According to the source, private equity fund stakes across Asia have been trading at average discounts of approximately 44 per cent, while funds specific to China have experienced discounts ranging from 40 to 50 per cent. Investors globally have begun to utilize secondary markets as their main approach for generating liquidity. In 2024, investors turned to secondary private equity transactions, which totaled $162 billion, as they sought exit options beyond the conventional IPO and acquisition pathways. Hong Kong’s stock market has experienced a resurgence in listings, amassing approximately $35 billion in 2025. This development has enabled certain private equity firms to divest from smaller investments, especially those acquired through venture-style stakes rather than complete buyouts, as reported. Nonetheless, there are initial indications of a modest recovery this year. In January, Bain Capital finalized the sale of its China-based data centre operator Chindata, achieving a valuation of approximately $4 billion. The buyers comprised a Chinese industrial company along with investors linked to the government. This represented one of the initial significant departures by a global buyout firm in mainland China in almost two years.

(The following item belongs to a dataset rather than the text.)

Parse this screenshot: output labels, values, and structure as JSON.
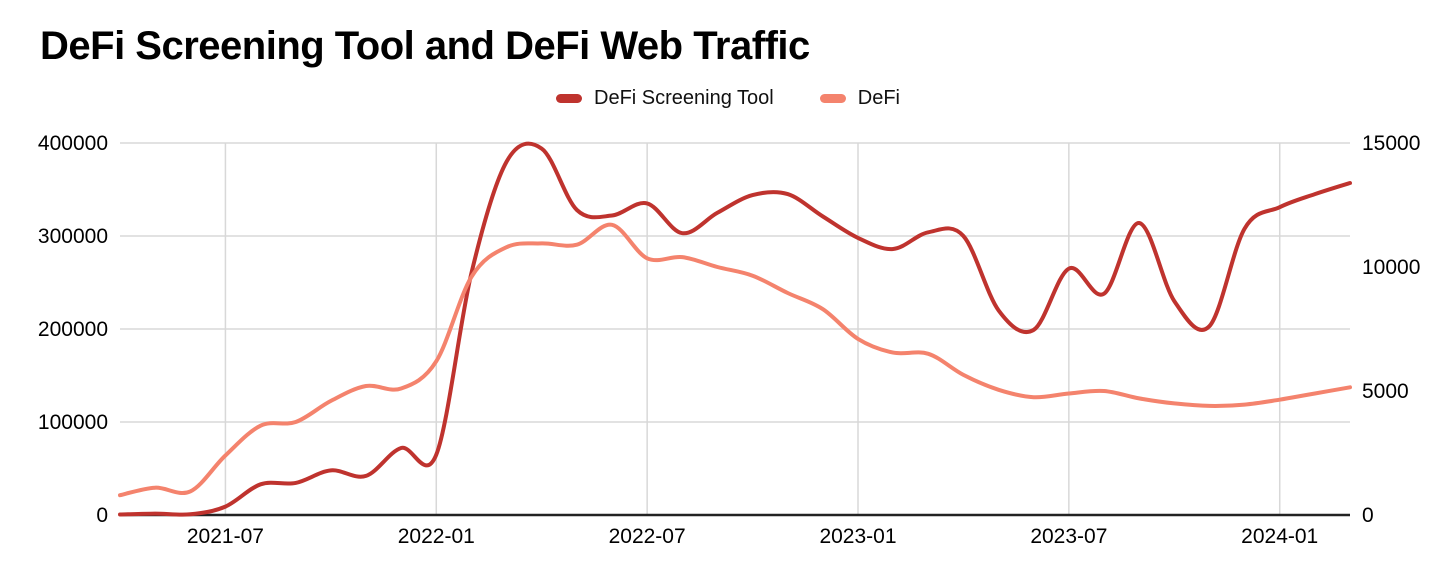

However, the majority of exit activity has been characterized by domestic buyers rather than international investors, indicating a decline in cross-border deal activity. As a result, private equity firms are progressively reallocating capital to other Asian markets where exits are more straightforward. For instance, Japan and India have drawn considerable investment owing to enhanced economic growth, governance reforms, and more developed capital markets. Simultaneously, certain firms persist in raising Asia-focused funds, suggesting that enduring interest in the region remains robust despite the existing exit challenges, as reported. Consequently, while China continues to be one of the largest private equity markets worldwide, the existing exit constraints highlight structural challenges in transforming investments into realized returns.